One of the primary applications of in-situ FTIR spectroscopy is the analysis of electrolyte decomposition. Organic electrolytes in lithium-ion batteries undergo reduction and oxidation reactions at the electrode surfaces, forming decomposition products that affect battery performance. FTIR can identify functional groups such as carbonyls, ethers, and carbonates, which are indicative of electrolyte breakdown. For example, the appearance of lithium alkyl carbonates (ROCO2Li) and lithium ethylene dicarbonate (LEDC) in the SEI layer can be detected through characteristic IR absorption bands. By tracking these changes during cycling, researchers can evaluate electrolyte stability and the effectiveness of additives designed to suppress decomposition.

Cathode degradation is another critical area where in-situ FTIR provides valuable insights. Transition metal oxide cathodes, such as lithium nickel manganese cobalt oxide (NMC), undergo structural and chemical changes during charge and discharge. FTIR can detect the formation of surface species like lithium carbonate (Li2CO3) and lithium hydroxide (LiOH), which result from cathode-electrolyte interactions. Additionally, the technique can monitor the oxidation state of transition metals indirectly by observing changes in metal-oxygen bond vibrations. This information helps in understanding cathode aging mechanisms and developing strategies to mitigate capacity fade.

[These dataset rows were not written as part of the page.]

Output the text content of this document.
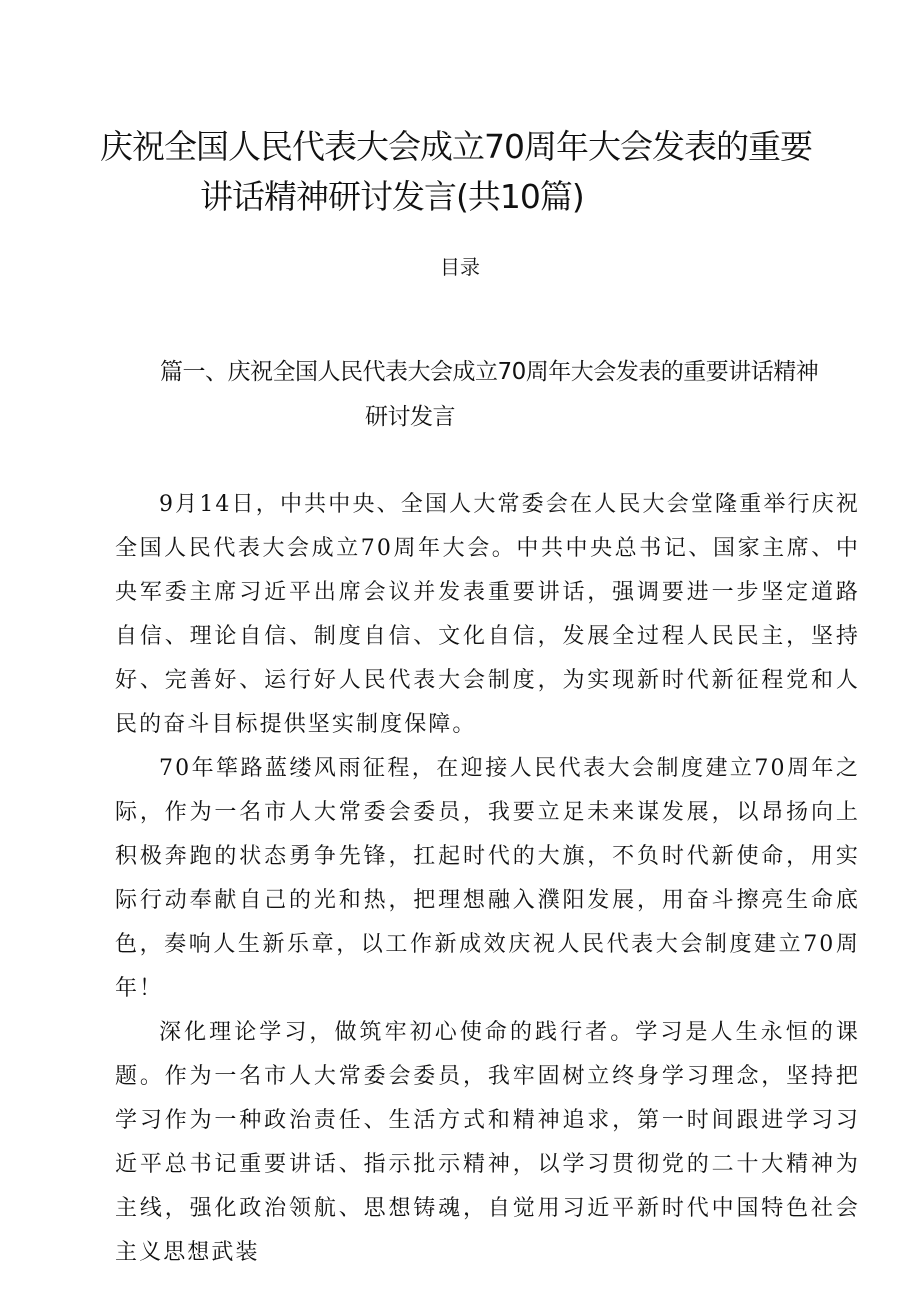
庆祝全国人民代表大会成立70周年大会发表的重要
讲话精神研讨发言(共10篇)
目录
篇一、庆祝全国人民代表大会成立70周年大会发表的重要讲话精神
研讨发言

9月14日，中共中央、全国人大常委会在人民大会堂隆重举行庆祝全国人民代表大会成立70周年大会。中共中央总书记、国家主席、中央军委主席习近平出席会议并发表重要讲话，强调要进一步坚定道路自信、理论自信、制度自信、文化自信，发展全过程人民民主，坚持好、完善好、运行好人民代表大会制度，为实现新时代新征程党和人民的奋斗目标提供坚实制度保障。

70年筚路蓝缕风雨征程，在迎接人民代表大会制度建立70周年之际，作为一名市人大常委会委员，我要立足未来谋发展，以昂扬向上积极奔跑的状态勇争先锋，扛起时代的大旗，不负时代新使命，用实际行动奉献自己的光和热，把理想融入濮阳发展，用奋斗擦亮生命底色，奏响人生新乐章，以工作新成效庆祝人民代表大会制度建立70周年！

深化理论学习，做筑牢初心使命的践行者。学习是人生永恒的课题。作为一名市人大常委会委员，我牢固树立终身学习理念，坚持把学习作为一种政治责任、生活方式和精神追求，第一时间跟进学习习近平总书记重要讲话、指示批示精神，以学习贯彻党的二十大精神为主线，强化政治领航、思想铸魂，自觉用习近平新时代中国特色社会主义思想武装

Despite its advantages, in-situ FTIR spectroscopy has limitations. The technique is highly surface-sensitive due to the shallow penetration depth of the evanescent wave in ATR mode. This means it primarily captures surface phenomena and may miss bulk processes occurring deeper within the electrode or electrolyte. Furthermore, the presence of strongly absorbing species, such as water or certain solvents, can interfere with the detection of weaker signals. Careful experimental design, including the use of deuterated solvents or controlled atmospheres, is necessary to minimize these effects.

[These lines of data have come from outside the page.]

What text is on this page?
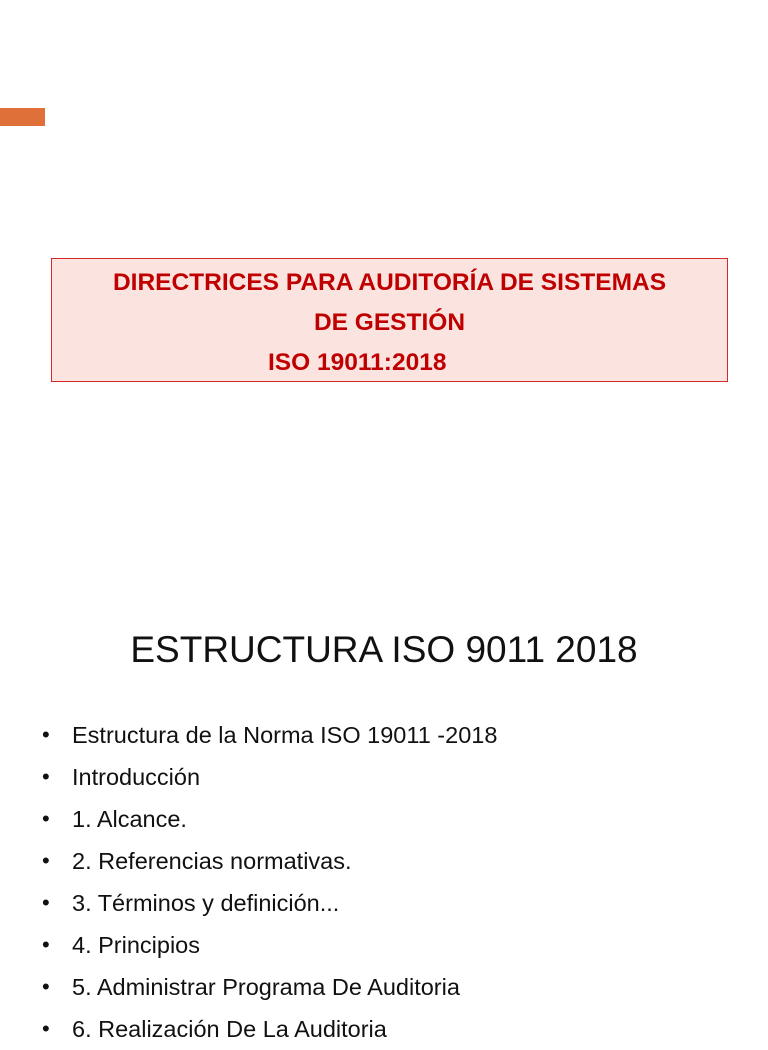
DIRECTRICES PARA AUDITORÍA DE SISTEMAS
DE GESTIÓN
ISO 19011:2018
ESTRUCTURA ISO 9011 2018
• Estructura de la Norma ISO 19011 -2018
• Introducción
• 1. Alcance.
• 2. Referencias normativas.
• 3. Términos y definición...
• 4. Principios
• 5. Administrar Programa De Auditoria
• 6. Realización De La Auditoria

Raman spectroscopy is another vibrational spectroscopy technique used in battery research, but it differs from FTIR in several key aspects. While FTIR measures the absorption of infrared light corresponding to molecular bond vibrations, Raman spectroscopy detects the inelastic scattering of light, providing complementary information about molecular polarizability. Raman is particularly effective for studying carbonaceous materials, such as graphite anodes, due to their strong Raman-active modes. It also excels in detecting crystalline phases and local structural changes in electrodes. However, Raman spectroscopy is less sensitive to certain functional groups, such as those found in organic electrolytes, where FTIR has an advantage. Additionally, Raman signals can be obscured by fluorescence, which is not an issue in FTIR.

In-situ FTIR spectroscopy has been applied to study various battery chemistries beyond conventional lithium-ion systems. For example, in lithium-sulfur batteries, FTIR can track the formation and consumption of polysulfides during cycling, providing insights into shuttle effects and sulfur redox mechanisms. Similarly, in solid-state batteries, the technique helps investigate interfacial reactions between solid electrolytes and electrodes, which are critical for understanding ion transport and stability.

The combination of FTIR with other analytical techniques enhances its utility in battery research. Coupling FTIR with X-ray photoelectron spectroscopy (XPS) or mass spectrometry (MS) allows for a more comprehensive analysis of chemical composition and reaction pathways. For instance, while FTIR identifies functional groups, XPS provides elemental and oxidation state information, and MS detects volatile decomposition products. Such multimodal approaches are essential for building a complete picture of battery degradation processes.

Quantitative analysis with in-situ FTIR is possible but requires careful calibration. The intensity of IR absorption bands is proportional to the concentration of the absorbing species, enabling the quantification of reaction products. However, factors such as scattering, reflection losses, and overlapping bands must be accounted for to ensure accuracy. Advanced data processing techniques, including multivariate analysis and peak deconvolution, are often employed to extract meaningful quantitative information from complex spectra.

In summary, in-situ FTIR spectroscopy is a versatile tool for monitoring chemical bond changes in battery components during operation. Its ability to provide real-time, molecular-level insights into electrolyte decomposition and electrode degradation makes it indispensable for battery research. While the technique has limitations, such as surface sensitivity and interference from strongly absorbing species, its advantages outweigh these challenges when used appropriately. Contrasting with Raman spectroscopy highlights the complementary nature of these techniques, each offering unique strengths for different aspects of battery analysis. As battery technologies evolve, in-situ FTIR will continue to play a vital role in advancing our understanding of electrochemical processes and improving battery performance and longevity.